Smart Bitches is a safe haven for all of us who cherish our happy endings in fiction (and in real life, when we can get them). But I often find that right around Valentine's Day all the romance is leached from my bones and nothing will do but some heavy cynicism. If, like me, you are all HEA'ed out and you need a drastic change of pace, you might enjoy The Little Book of Heartbreak: Love Gone Wrong Through the Ages, by Meghan Laslocky.
Little Book of Heartbreak is a light, anecdotal look at some of the many ways that love has gone terribly awry through history (mostly Western history). It's cute (but not too cute, and occasionally quite dark) and vastly entertaining. Usually I read non-fiction much more slowly than fiction, but I zipped right through this. It's not laugh out loud funny but on the other hand it's more informative than I had expected.
This is fairly educational stuff, but not hard scholarship. Here's my personal favorite bit of trivia: medieval lovers sent messages to each other on inscribed on wax tablets. They had the tablets delivered by illiterate servants, and after reading them simply smoothed the surfaces clean so no nosy parents could read the notes. Laslocky calls these tablets “Etch A Sketch, Twelfth-Century Style”.
Speaking of Etch A Sketches, there are a lot of comparisons that individually are somewhat entertaining and helpful, but that can get pretty repetitive.
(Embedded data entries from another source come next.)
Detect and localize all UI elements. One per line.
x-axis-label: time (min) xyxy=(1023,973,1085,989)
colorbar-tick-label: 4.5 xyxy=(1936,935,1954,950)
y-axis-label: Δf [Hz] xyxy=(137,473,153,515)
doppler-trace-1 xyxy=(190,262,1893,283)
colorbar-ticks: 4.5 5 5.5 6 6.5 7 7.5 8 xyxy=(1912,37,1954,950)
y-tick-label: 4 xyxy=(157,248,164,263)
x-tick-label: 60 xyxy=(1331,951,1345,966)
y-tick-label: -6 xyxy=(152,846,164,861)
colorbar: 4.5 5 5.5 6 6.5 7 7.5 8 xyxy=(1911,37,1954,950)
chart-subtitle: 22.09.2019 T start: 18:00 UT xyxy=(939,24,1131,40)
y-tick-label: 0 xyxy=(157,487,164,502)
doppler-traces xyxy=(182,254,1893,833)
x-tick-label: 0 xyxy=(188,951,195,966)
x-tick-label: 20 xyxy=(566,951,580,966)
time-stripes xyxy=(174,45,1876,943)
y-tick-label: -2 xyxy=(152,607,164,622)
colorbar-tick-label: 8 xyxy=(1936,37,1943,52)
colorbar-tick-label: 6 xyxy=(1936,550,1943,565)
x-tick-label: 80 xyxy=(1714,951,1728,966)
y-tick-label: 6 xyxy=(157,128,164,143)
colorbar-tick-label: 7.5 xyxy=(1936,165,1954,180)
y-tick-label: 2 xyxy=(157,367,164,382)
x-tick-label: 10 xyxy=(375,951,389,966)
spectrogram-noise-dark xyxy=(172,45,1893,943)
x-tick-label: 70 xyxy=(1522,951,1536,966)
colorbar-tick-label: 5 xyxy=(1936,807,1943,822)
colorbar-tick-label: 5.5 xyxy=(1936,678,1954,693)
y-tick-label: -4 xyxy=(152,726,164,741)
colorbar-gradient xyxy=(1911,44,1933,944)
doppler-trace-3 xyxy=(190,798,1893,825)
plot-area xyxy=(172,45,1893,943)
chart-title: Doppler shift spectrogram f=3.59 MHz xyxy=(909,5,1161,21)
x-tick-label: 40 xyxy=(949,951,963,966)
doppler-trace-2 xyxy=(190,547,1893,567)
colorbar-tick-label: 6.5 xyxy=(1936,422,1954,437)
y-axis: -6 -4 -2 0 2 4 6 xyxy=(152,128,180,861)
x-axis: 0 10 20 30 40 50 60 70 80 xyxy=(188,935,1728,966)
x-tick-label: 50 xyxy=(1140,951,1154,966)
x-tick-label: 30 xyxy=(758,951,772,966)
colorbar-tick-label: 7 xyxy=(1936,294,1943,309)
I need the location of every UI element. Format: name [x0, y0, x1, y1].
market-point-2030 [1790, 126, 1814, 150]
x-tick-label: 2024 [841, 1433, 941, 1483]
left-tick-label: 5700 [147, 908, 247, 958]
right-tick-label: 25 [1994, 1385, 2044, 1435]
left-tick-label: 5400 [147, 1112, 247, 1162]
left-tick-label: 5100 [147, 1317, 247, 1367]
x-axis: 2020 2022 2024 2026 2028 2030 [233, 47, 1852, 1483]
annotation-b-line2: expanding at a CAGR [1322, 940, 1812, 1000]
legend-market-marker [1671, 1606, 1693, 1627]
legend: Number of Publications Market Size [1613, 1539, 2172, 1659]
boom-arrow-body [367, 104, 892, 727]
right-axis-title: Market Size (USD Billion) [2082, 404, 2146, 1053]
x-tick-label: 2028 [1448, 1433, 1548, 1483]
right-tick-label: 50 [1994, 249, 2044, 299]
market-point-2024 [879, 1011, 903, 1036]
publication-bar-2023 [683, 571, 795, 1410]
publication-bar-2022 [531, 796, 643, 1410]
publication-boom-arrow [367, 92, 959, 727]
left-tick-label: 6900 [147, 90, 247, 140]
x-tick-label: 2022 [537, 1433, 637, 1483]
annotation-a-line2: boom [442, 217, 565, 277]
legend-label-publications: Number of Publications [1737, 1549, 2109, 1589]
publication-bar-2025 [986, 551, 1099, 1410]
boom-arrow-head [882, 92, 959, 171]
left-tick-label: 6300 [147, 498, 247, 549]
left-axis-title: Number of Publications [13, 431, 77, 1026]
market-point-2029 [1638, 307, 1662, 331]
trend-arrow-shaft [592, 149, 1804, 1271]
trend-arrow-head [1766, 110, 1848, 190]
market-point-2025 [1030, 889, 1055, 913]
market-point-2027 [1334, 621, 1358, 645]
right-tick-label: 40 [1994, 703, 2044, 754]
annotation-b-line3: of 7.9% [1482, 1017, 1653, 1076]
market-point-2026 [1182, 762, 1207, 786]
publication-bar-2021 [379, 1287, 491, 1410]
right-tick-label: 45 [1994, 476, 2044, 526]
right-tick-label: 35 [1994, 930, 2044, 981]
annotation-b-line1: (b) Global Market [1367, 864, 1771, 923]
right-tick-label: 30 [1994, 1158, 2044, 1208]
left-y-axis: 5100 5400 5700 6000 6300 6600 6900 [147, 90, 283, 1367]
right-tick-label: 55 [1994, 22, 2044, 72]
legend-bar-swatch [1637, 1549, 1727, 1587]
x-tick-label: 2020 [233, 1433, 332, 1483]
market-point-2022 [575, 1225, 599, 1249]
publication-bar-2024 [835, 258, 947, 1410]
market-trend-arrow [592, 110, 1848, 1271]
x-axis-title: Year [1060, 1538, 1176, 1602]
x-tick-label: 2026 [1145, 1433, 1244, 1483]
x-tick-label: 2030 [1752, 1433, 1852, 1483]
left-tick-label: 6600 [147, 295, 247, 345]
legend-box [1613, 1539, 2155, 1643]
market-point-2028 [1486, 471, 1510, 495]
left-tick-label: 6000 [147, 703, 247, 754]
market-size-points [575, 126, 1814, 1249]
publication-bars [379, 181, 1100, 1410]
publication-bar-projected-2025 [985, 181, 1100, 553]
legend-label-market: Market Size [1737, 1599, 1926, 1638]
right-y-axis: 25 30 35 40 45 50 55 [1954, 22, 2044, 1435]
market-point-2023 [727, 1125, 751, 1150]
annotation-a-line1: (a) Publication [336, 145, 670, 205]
For instance, in describing an ancient Greek story about Castor and Pollux (“two mythic hotties”) Laslock says, “The modern equivalent? Robert Pattinson and Taylor Lautner, fresh from a trip to Bangkok, ask to crash at your place for the night, but knowing your daughter's taste for the raunchy boy toys, you suggest they move along. In the morning, you find that your daughter has bolted along with her entire wardrobe yet left behind her Twilight posters as well as her birth control”. This is one of her more labored and lengthy comparisons, but if you find this sort of thing annoying, you might tire of Laslocky's style quickly.
Here's a sampling of some of the topics Laslocky addresses:
- the history of the concept of romantic love in Europe and in China
- arranged marriages in India
- the joy and solace of a good mix tape
- famous broken hearted heroines in nineteenth century literature
- the origin of the painting The Scream
- the science of monogamy
- the multi-cultural appeal of the phrase “heart-break”
and this piece of excellent advice:
“At the risk of having the DEA storm my house, I'll venture that if sitting in the bathtub smoking a joint and listening to “When Doves Cry” on repeat helps you have a genuine, enduring eureka moment that really helps you get somewhere, then you should do it”.
If I may borrow a technique from Laslocky, I'd like to compare her book to a particularly juicy issue of People Magazine. It has parts that will make you laugh and parts that will make you sad, and its historical insights might not stand up to harsh scrutiny, but you'll learn something and you'll be very entertained. This would be the perfect book for me to leaf through after I finished washing all the cookie frosting out of my hair after my daughter's class Valentine's Day party.
Plus, in its own way, the book is oddly romantic. My husband has his quirks, but you know what he has never done? He has never announced that our marriage never actually took place, so that he can marry his business partner's fifteen year old daughter, as did Giovanni di Ser Lodovico della Casa in fifteenth century Florence. But I must admit that I feel a little dissatisfied with my life, knowing that, unlike Lady Jeanne Campbell (one of the many wives of Norman Mailer), I will never be the topic of a rumor like this one: “She was rumored to have moved right on from Norman to have affairs with President John F. Kennedy, Nikita Khrushchev, and Fidel Castro, all between October 1963 and May 1964″.
Clearly, I should have gotten out more in college, even if doing so would have resulted in me saying, like Norris Church (another Mailer wife), “Well, I bought a ticket to the circus, I don't know why I was surprised to see the elephants”.